そして、みっともなく泣きわめき、春奈に抱きつくのが梨沙である。
「何事かと思えば…今やアプリゲーム戦国時代だよ。それと、近所迷惑になるから玄関で泣くの止めよう。あと、そんなに抱きつくと手土産で持ってきたスナック菓子類が粉々になるから…」
春奈がそう言うと、梨沙は泣くのを止めてリビングへと案内する。
「それで?私に聞きたい事があるって言ってたけど…」
春奈は梨沙が用意してくれたオレンジジュースを1口飲んでから聞く。
「ズバリ…春奈のオススメアプリゲームを知りたい」
しばし沈黙が訪れる。
「…え?それって、会ってまで聞くこと?メッセージアプリでやり取りすればいいレベルじゃない?」
「そ、そうかもしれないけれど~!それ以外にも、聞いてもらいたい話が積もりに積もってるの!主にサービス終了しちゃったアプリゲームの話とペペロンチーノの話!!あとね、あとね~…」
ちなみに梨沙の言うペペロンチーノは、食べ物ではなく、飼い犬(ゴールデンレトリバー)の名前である。
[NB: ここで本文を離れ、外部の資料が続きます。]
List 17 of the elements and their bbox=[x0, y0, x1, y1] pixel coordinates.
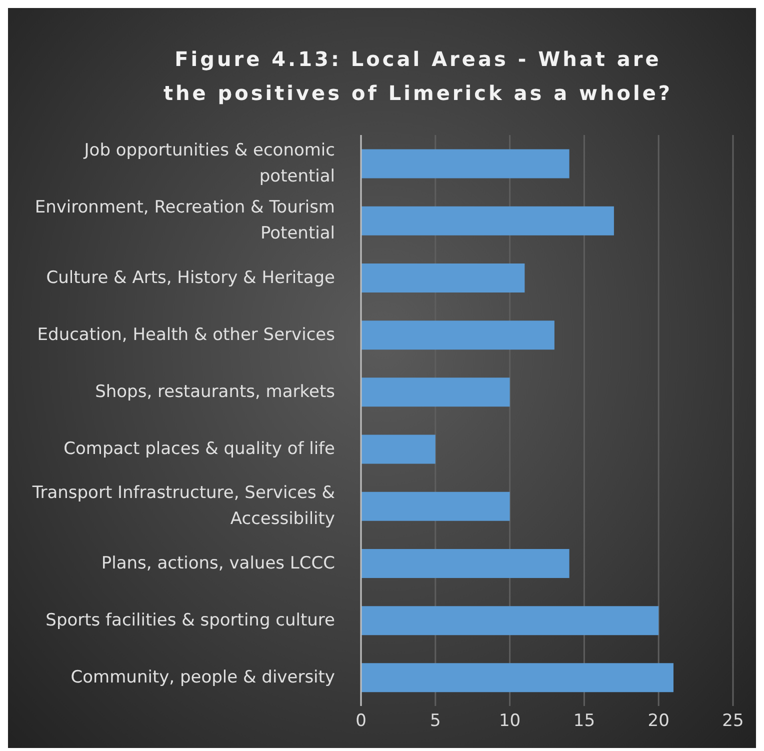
y-tick-label: Plans, actions, values LCCC bbox=[101, 553, 335, 574]
y-tick-label: Sports facilities & sporting culture bbox=[46, 610, 335, 630]
y-tick-label: Education, Health & other Services bbox=[37, 324, 336, 345]
chart-title: Figure 4.13: Local Areas - What are the positives of Limerick as a whole? bbox=[162, 46, 674, 107]
y-tick-label: Community, people & diversity bbox=[70, 667, 335, 688]
y-tick-label: Culture & Arts, History & Heritage bbox=[46, 268, 335, 288]
x-tick-label: 15 bbox=[573, 711, 596, 732]
y-tick-label: Compact places & quality of life bbox=[64, 439, 335, 460]
x-tick-label: 0 bbox=[356, 711, 366, 732]
y-tick-label: Shops, restaurants, markets bbox=[95, 382, 336, 402]
y-tick-label: Job opportunities & economic potential bbox=[83, 140, 335, 187]
x-tick-label: 10 bbox=[498, 711, 521, 732]
x-tick-label: 25 bbox=[722, 711, 744, 732]
y-tick-label: Transport Infrastructure, Services & Accessibility bbox=[31, 483, 335, 530]
x-tick-label: 5 bbox=[430, 711, 441, 732]
y-tick-label: Environment, Recreation & Tourism Potential bbox=[34, 198, 335, 244]
x-tick-label: 20 bbox=[648, 711, 670, 732]
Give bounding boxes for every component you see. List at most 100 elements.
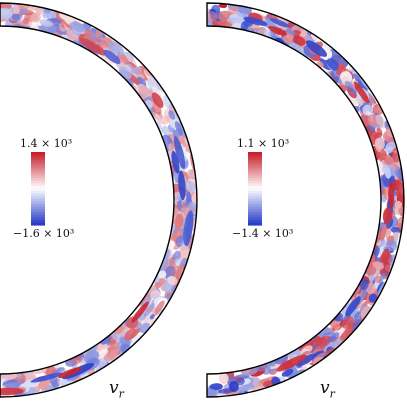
colorbar-segment [31, 170, 45, 174]
field-blob [375, 114, 386, 129]
colorbar-segment [31, 217, 45, 221]
field-blob [394, 200, 403, 209]
field-blob [207, 10, 219, 23]
field-blob [168, 110, 176, 120]
colorbar-segment [31, 178, 45, 182]
colorbar-segment [248, 162, 262, 166]
field-blob [266, 13, 279, 21]
field-blob [228, 381, 239, 392]
colorbar-segment [248, 196, 262, 200]
colorbar-segment [31, 188, 45, 192]
colorbar-segment [31, 159, 45, 164]
colorbar-segment [31, 162, 45, 166]
field-blob [15, 378, 25, 384]
colorbar-segment [248, 170, 262, 174]
field-strong-feature [171, 150, 180, 174]
field-blob [293, 35, 306, 46]
right-colorbar-min-label: −1.4 × 10³ [232, 227, 294, 240]
colorbar-segment [248, 180, 262, 184]
field-blob [149, 314, 155, 320]
right-variable-label: vr [320, 378, 335, 401]
field-strong-feature [79, 37, 107, 56]
field-strong-feature [30, 372, 63, 383]
field-strong-feature [243, 16, 268, 26]
colorbar-segment [248, 222, 262, 226]
colorbar-segment [248, 165, 262, 169]
right-shell-outline [206, 2, 405, 398]
field-blob [108, 41, 124, 56]
field-blob [315, 336, 327, 346]
field-blob [152, 86, 162, 98]
field-blob [359, 279, 369, 292]
colorbar-segment [31, 196, 45, 200]
field-blob [372, 261, 384, 270]
field-strong-feature [58, 367, 82, 379]
field-blob [329, 54, 341, 66]
field-strong-feature [269, 18, 290, 28]
field-blob [289, 42, 303, 52]
field-blob [178, 244, 190, 262]
field-blob [162, 125, 171, 138]
colorbar-segment [248, 185, 262, 190]
colorbar-segment [248, 157, 262, 161]
field-strong-feature [103, 49, 121, 65]
field-strong-feature [326, 58, 339, 70]
colorbar-segment [31, 201, 45, 205]
field-strong-feature [345, 296, 361, 317]
field-blob [340, 328, 353, 341]
field-blob [227, 6, 241, 15]
field-blob [69, 21, 86, 33]
field-blob [44, 8, 51, 14]
field-strong-feature [131, 301, 149, 323]
field-blob [144, 302, 155, 317]
colorbar-segment [31, 206, 45, 210]
colorbar-segment [31, 204, 45, 208]
right-colorbar [248, 152, 262, 226]
field-blob [158, 270, 167, 280]
field-blob [156, 121, 164, 134]
colorbar-segment [248, 201, 262, 205]
field-blob [393, 231, 401, 239]
colorbar-segment [31, 157, 45, 161]
field-blob [384, 166, 391, 179]
colorbar-segment [248, 209, 262, 213]
left-colorbar-min-label: −1.6 × 10³ [13, 227, 75, 240]
field-blob [99, 52, 114, 64]
colorbar-segment [248, 167, 262, 171]
colorbar-segment [31, 165, 45, 169]
field-blob [378, 272, 386, 284]
field-blob [174, 121, 183, 136]
colorbar-segment [248, 183, 262, 187]
field-strong-feature [151, 92, 164, 108]
colorbar-segment [248, 211, 262, 216]
colorbar-segment [248, 193, 262, 197]
field-strong-feature [178, 170, 186, 201]
field-blob [310, 33, 322, 42]
field-blob [103, 349, 118, 362]
colorbar-segment [248, 191, 262, 195]
colorbar-segment [248, 188, 262, 192]
field-blob [344, 80, 357, 96]
field-blob [209, 383, 223, 391]
field-blob [5, 382, 21, 389]
field-blob [353, 73, 365, 87]
field-blob [395, 206, 402, 215]
field-strong-feature [281, 368, 294, 377]
field-strong-feature [185, 212, 194, 247]
field-blob [117, 346, 128, 356]
field-blob [124, 64, 132, 72]
field-blob [31, 12, 41, 23]
field-strong-feature [382, 207, 393, 225]
field-blob [376, 281, 384, 293]
field-blob [150, 99, 162, 115]
colorbar-segment [248, 206, 262, 210]
field-blob [380, 223, 387, 242]
colorbar-segment [248, 154, 262, 158]
colorbar-segment [248, 214, 262, 218]
colorbar-segment [31, 167, 45, 171]
colorbar-segment [31, 219, 45, 223]
field-blob [191, 192, 197, 206]
colorbar-segment [31, 209, 45, 213]
field-blob [384, 157, 394, 166]
colorbar-segment [248, 178, 262, 182]
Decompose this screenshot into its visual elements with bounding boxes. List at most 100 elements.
「はいはい…わかりました。で?どんなゲームが良いの?」
「春奈がやってるゲーム!やっぱりゲームって一緒にやる人がいるともっと楽しくなるし。後は…容量があんまり多くないのでお願いします!」
春奈はスマホを取り出して、うーんと唸る。
「私がやってるゲームで、容量があんまり多く無いの…それで、梨沙が好きそうなゲームかぁ」
梨沙がソワソワしながら待つと、春奈が「アレなら…」と呟き、あるアプリのアイコンをタップする。
「なになに!?どんなゲーム?」
梨沙がそう聞くと、春奈がスマホの画面を見せる。
「うさ恋。ズバリ、うさぎの恋愛育成ゲーム」
梨沙の頭の中は『?』で埋まりつつあった。
春奈レクチャーの下、梨沙はアプリをダウンロードし、ゲームにログイン。
そして、画面上に現れたのは3羽のうさぎだ。
生成色、茶色、パンダみたいなぶち柄。
「この3羽の中から1羽選べばいいの?」
梨沙がそう聞けば春奈は頷く。
「う~ん…じゃあ、この生成色のうさぎ!」
生成色のうさぎをタップすると、『うさぎの名前を入力してください』と表示が出る。
「ほ~…名前か。じゃあ、君の名前は…ボロネーゼ!!」
春奈がガクッと滑る。
「ねぇ…梨沙。なんでいつもさ…名前つけると食べ物になるわけ?それも何て言うか…ペペロンチーノとか、ボロネーゼとか…食べ物にしても、もっと可愛い名前あるでしょ?」
しかし、梨沙はきょとんと春奈を見ていた。
「ボロネーゼも可愛いと思うけど」
春奈は「あー…ごめんごめん。ボロネーゼも素敵」と言う。そう、春奈は思い出した。梨沙が昔、飼っていた金魚の名前が『ハバネロ』だった事を…
梨沙が名前を入力し終わると、次の画面が表示される。